Shopify is not the only SaaS platform and there are other global options such as BigCommerce and Volusion, and each country also has local operators like Finland's Vilkas and MyCashflow. There is room for these domestic operators and they have their own customer segments. These options are often slightly more affordable than Shopify and in some parts they are more localised.

Choosing us is based on our desire to help our customers grow and become more international. With the help of Shopify, the technologies that complement it and our great partners we can bring global benefits to all companies and vendors in a localised way.

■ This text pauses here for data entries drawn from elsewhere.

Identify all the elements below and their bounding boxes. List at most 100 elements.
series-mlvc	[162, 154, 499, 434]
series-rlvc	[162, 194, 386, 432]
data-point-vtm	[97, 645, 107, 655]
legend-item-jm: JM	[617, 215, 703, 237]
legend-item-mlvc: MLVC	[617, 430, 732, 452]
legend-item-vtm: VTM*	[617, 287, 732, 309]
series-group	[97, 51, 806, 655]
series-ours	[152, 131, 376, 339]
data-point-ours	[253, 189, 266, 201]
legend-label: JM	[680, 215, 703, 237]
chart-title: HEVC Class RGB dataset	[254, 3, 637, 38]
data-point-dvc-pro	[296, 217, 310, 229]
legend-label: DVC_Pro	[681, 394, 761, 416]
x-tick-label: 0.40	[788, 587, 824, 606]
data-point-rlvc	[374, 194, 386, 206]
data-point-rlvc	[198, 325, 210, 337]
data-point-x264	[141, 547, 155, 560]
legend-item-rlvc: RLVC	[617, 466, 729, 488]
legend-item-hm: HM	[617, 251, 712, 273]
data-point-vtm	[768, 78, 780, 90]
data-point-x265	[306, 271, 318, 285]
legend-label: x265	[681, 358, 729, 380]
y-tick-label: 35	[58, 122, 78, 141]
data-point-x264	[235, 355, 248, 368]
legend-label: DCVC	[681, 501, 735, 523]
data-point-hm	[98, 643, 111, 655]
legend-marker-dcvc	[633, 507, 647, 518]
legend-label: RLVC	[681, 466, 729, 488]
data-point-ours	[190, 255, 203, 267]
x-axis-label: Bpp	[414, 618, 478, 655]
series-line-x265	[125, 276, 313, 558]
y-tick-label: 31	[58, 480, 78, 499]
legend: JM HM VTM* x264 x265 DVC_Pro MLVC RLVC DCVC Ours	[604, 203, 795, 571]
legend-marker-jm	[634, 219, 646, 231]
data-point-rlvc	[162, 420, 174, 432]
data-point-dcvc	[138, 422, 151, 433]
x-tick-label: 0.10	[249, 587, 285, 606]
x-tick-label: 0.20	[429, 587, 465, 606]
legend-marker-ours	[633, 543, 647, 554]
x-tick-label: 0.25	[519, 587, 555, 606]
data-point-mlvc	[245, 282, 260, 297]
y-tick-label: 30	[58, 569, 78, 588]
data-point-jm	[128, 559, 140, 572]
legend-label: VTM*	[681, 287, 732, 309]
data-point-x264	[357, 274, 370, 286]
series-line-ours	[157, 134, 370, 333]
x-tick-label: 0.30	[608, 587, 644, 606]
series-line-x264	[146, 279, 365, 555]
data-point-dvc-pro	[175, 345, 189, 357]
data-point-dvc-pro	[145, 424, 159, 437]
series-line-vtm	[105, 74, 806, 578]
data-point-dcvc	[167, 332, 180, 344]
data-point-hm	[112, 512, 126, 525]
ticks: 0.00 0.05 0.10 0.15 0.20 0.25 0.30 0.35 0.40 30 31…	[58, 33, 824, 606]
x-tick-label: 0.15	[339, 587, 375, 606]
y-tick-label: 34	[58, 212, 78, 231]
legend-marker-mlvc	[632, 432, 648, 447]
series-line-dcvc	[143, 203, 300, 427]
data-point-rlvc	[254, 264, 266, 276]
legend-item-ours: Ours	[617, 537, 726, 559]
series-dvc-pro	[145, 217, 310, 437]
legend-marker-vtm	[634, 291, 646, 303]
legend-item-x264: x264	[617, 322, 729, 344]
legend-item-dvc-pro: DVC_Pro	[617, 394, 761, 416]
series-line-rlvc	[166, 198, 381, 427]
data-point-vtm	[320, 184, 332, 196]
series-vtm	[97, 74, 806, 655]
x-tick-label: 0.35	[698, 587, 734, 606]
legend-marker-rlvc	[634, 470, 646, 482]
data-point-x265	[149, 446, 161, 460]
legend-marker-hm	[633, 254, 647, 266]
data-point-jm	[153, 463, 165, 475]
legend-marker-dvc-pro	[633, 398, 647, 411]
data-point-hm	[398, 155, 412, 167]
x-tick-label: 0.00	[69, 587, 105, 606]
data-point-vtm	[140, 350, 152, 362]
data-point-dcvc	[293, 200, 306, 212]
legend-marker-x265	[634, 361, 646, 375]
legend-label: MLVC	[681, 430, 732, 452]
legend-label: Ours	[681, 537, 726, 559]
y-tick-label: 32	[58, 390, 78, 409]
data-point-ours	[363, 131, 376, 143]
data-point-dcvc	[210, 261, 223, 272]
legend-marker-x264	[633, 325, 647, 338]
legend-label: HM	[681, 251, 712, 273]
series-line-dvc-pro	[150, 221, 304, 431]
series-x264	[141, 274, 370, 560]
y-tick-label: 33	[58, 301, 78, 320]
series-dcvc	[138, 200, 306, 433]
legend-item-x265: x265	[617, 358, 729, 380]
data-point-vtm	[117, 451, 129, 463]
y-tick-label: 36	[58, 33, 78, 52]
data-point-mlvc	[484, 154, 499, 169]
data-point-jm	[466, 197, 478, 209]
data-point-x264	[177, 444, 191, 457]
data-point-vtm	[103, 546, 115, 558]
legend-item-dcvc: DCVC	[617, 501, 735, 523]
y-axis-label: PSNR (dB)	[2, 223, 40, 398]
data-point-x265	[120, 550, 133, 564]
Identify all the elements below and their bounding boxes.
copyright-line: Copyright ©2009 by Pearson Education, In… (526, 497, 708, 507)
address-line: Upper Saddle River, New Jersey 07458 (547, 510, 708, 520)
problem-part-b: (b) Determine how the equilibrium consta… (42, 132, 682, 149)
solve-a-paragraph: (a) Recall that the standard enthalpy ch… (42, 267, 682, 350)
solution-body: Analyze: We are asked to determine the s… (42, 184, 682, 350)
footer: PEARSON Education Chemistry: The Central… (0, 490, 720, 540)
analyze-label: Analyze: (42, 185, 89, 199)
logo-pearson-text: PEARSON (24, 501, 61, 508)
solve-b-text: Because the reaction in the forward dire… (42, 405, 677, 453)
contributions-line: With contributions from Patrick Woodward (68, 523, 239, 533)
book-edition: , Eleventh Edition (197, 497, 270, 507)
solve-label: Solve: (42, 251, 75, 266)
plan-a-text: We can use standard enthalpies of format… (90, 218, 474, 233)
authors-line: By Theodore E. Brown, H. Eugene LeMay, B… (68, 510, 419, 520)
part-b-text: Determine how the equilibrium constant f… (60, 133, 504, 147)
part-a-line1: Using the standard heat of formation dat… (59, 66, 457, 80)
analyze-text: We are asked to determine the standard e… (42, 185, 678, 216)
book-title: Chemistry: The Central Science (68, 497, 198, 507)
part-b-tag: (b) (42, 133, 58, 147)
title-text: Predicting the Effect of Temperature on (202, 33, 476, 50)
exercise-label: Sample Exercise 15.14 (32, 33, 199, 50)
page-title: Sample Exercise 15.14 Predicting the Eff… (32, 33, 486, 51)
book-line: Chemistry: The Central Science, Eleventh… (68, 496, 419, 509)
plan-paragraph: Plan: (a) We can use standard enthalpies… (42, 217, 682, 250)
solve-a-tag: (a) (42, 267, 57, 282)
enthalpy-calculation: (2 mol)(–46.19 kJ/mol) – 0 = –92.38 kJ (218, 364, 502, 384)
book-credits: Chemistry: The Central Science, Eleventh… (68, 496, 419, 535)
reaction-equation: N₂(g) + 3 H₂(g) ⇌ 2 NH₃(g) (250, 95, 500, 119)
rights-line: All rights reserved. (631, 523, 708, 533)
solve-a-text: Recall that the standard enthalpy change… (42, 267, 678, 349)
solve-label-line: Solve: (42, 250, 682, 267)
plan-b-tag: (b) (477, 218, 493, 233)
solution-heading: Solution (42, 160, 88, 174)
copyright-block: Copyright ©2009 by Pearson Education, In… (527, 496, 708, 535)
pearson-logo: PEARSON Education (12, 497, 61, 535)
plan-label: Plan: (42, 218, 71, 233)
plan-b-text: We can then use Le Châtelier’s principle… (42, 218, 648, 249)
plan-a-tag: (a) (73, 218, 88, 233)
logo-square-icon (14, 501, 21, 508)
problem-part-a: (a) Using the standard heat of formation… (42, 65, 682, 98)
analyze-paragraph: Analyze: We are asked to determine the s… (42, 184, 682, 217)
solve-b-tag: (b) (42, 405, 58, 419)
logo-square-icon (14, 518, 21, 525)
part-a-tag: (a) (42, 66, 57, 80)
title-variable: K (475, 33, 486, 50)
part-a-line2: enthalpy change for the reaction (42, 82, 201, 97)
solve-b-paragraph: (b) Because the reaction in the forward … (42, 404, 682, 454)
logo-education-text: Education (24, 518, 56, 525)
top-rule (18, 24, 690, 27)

What does the future hold?

SaaS and other cloud solutions (e.g., customised, microservice-based PaaS [Platform as a Service] solutions) will become mainstream across all sectors. The financial benefits for the customers are so great that this change is only a matter of time. While SaaS and cloud technologies are not new as such – after all, they have been invested in for a decade now – they are still at the beginning of their life cycle in terms of utility. It is our job to monitor new developments and changes in technology and find the next revolution for our customers.

We are by our customer's side and support them in making the right calls and finding the right path whether the matter concerns strategy, personnel, operations or technologies. Technology cannot be the only solution to business problems, but bad choices can sink the whole ship. We do not recommend our solutions or services unless we think that they can benefit the customer. After all, we can only succeed if our customers succeed on the long term.